Neill Blomkamp Fools the Critics Again

Thursday, August 15th, 2013

Neill Blomkamp’s Elysium isn’t as interesting as his history of fooling the critics:

I’ve read over a hundred reviews of Blomkamp’s two movies, and virtually no critic has noticed that he does not share their worldview.

Not at all.

Blomkamp’s 2009 Best Picture-nominated District 9, in which the black residents of his native Johannesburg demand that their black-run government clear out millions of feckless illegal space aliens, was universally praised by American critics as an apartheid allegory. Yet Blomkamp has relentlessly insisted in interviews that it’s really about “the collapse of Zimbabwe and the flood of illegal immigrants into South Africa, and then how you have impoverished black South Africans in conflict with the immigrants.”

Similarly, Elysium is another Malthusian tale about open borders, set in a dystopian 2154. By then, Los Angeles has been completely overrun by Mexicans, who have turned it into an endless, dusty slum that looks remarkably like urban Mexico today. (Blomkamp filmed for four months in Mexico City.)

[...]

Blomkamp, a gun-loving Afrikaner whose movies are based around his fear that the rapid breeding of Third Worlders threatens to bring down civilization, says Elysium originated in a disastrous visit to Mexico in 2005. While shooting a Nike commercial in lovely San Diego, the Boer crossed the border one evening to see Tijuana, where he was abducted by corrupt Mexican cops who shook him down for $900 in return for not killing him.

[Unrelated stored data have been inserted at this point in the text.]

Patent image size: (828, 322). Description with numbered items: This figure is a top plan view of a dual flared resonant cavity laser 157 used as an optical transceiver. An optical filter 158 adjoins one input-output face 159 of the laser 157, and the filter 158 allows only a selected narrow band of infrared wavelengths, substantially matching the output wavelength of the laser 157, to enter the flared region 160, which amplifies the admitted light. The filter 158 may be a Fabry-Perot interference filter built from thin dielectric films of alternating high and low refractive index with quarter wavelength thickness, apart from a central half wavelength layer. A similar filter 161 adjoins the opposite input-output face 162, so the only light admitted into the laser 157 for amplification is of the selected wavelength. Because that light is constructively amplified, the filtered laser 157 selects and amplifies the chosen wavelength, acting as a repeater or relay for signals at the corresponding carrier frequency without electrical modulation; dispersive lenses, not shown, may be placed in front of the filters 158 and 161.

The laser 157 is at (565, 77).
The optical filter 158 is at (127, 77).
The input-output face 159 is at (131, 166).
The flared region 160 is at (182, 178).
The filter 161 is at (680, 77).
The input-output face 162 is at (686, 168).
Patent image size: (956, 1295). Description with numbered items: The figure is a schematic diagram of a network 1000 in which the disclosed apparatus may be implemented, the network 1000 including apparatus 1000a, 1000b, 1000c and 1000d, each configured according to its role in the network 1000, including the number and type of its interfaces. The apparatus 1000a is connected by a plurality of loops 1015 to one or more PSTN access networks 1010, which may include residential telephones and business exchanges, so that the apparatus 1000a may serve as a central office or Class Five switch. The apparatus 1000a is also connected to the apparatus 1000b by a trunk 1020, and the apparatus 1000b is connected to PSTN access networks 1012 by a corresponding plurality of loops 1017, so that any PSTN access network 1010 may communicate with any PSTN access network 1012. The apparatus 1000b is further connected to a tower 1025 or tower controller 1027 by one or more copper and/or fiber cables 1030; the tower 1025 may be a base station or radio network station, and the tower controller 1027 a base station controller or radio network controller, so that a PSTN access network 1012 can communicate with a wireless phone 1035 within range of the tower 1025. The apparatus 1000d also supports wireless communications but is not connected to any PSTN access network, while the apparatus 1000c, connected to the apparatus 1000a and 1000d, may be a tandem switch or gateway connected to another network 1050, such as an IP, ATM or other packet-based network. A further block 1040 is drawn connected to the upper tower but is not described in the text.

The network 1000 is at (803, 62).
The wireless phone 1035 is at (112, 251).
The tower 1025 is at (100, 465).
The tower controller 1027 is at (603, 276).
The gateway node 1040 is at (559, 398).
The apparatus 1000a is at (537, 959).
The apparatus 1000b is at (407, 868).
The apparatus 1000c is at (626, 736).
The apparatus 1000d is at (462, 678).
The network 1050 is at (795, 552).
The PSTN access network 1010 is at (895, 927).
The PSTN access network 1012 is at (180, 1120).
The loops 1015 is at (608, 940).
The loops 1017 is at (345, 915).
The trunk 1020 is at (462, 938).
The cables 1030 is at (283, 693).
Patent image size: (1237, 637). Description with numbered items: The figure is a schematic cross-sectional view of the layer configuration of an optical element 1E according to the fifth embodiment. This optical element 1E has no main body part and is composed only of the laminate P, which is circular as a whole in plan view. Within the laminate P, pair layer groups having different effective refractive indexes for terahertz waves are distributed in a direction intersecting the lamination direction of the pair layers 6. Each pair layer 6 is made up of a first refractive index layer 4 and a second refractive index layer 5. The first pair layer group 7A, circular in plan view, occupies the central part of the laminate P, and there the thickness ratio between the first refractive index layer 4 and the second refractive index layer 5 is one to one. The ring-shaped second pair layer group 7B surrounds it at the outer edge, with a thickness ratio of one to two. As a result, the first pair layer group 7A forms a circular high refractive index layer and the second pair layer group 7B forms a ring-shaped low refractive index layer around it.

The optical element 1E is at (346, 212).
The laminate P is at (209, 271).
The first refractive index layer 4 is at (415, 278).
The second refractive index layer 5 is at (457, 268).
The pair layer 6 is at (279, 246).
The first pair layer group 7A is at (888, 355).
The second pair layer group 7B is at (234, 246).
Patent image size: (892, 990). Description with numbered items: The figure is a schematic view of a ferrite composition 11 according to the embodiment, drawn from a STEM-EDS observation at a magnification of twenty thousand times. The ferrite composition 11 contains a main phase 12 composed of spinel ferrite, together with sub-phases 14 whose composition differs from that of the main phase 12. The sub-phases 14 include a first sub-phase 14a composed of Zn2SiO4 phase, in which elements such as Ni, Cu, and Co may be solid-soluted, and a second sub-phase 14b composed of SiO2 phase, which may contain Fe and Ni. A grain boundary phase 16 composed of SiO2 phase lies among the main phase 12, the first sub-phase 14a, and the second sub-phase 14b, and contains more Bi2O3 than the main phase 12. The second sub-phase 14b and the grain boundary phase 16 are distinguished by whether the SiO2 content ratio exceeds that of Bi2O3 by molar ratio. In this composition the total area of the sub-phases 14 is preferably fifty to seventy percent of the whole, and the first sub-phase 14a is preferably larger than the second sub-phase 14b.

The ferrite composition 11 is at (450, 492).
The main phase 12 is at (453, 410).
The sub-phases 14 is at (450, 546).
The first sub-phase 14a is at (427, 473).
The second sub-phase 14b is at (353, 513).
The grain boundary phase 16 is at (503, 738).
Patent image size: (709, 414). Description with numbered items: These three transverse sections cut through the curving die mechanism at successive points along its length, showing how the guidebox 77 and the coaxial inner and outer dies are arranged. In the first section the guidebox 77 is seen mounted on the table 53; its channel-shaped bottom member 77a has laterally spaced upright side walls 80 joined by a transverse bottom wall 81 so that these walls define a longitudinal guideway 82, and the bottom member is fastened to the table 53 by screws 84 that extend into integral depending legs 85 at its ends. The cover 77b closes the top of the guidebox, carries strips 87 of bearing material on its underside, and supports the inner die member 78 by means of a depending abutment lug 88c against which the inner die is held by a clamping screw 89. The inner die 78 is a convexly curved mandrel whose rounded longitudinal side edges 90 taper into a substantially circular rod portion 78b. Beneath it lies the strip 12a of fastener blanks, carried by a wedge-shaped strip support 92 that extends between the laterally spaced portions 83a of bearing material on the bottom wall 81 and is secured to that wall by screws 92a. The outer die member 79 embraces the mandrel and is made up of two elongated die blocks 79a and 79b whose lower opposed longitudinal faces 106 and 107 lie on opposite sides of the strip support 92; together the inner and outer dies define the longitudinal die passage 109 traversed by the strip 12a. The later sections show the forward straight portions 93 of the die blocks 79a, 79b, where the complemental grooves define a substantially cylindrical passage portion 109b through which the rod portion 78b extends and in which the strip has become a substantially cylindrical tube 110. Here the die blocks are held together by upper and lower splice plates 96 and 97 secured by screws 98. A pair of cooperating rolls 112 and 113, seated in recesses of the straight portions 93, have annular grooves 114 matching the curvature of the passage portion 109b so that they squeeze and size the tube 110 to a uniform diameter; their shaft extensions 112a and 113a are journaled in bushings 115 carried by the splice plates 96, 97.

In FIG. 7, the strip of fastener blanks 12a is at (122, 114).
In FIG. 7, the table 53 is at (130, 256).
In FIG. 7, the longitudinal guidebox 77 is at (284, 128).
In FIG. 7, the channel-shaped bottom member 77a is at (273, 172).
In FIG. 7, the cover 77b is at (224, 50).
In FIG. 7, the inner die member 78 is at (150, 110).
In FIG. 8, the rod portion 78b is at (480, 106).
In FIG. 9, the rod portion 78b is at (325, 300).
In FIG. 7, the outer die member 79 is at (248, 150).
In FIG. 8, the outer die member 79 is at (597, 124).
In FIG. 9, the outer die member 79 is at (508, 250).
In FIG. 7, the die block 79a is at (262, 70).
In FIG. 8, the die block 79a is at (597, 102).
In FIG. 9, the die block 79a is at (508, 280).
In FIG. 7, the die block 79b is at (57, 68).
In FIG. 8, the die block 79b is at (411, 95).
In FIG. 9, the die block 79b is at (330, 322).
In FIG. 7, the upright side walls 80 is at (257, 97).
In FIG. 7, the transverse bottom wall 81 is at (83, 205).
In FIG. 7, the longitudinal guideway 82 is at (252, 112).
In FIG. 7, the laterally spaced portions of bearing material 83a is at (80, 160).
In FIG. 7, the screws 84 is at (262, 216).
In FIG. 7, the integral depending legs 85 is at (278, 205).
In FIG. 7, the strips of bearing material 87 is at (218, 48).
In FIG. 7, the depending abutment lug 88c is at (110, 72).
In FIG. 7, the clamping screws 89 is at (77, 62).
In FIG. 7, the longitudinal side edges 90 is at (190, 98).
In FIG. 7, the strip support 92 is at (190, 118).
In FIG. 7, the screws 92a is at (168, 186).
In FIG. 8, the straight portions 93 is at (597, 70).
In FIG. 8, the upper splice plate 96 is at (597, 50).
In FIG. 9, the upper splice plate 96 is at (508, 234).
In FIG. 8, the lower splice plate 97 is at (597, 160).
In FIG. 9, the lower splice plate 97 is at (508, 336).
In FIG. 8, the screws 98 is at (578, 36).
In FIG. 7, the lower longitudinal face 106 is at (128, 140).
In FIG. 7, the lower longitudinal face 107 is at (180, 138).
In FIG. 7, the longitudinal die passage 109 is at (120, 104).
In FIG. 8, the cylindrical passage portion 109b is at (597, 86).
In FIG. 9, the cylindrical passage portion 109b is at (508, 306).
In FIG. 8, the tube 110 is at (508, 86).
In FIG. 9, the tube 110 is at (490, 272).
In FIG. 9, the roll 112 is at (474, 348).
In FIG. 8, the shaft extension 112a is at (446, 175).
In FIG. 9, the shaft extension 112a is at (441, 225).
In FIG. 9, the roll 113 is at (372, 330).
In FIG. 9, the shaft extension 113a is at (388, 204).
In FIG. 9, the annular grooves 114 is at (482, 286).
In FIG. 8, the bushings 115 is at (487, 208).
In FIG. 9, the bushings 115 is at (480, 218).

Despite the obviousness of Blomkamp’s parable about Mexican immigration’s catastrophic effects, Elysium has been universally interpreted as preaching the need for amnesty, open borders, and Obamacare.

Sailer also mentions John Milius and Christopher Nolan.

Comments

  1. Ross says:

    If I were 33, in possession of some measure of vision and clear story and directorial skills, and I wanted an enormous technical movie budget, and further, if I could trust that (a) my side of the story (as you describe) would be ‘gotten’ by the cognoscenti and that (b) I could successfully pitch it as a “progressive” anthem (as the critics perceive), I would definitely do it.

    There’s plenty of time down the road for Blomkamp to de-cloak.

  2. Stretch says:

    It doesn’t matter what the message is Progs/Libs/Commies see only what they want to see.
    “Rose colored glasses” is the best you can hope for.

  3. Bill says:

    While watching the film, I was struck by two main thoughts. The first was “I wonder if the rest of the world thinks that the US has magical tech that heals everything, but doesn’t share it because they are elitist jerks?”

    The second thing was “I wonder how many Americans think that the US has magical healing tech that fixes everything?”

    Re: the first thought: I wondered what it would be like if, instead of opening new bases to rain bombs down on civilian populations, the US opened new hospitals all over the world, and helped what people they could? (I’m the last person to be suggesting that holding hands and singing “Kumbaya” is the way to fix the world’s problems, btw. I’m just asking the question.)

    Re: the second thought: I wonder how much of the endless consumption of food and beverage in the US is enabled by the belief that any illness can be fixed? Because in fact, the efficacy of healing technology in the US is WAY lower than most people believe.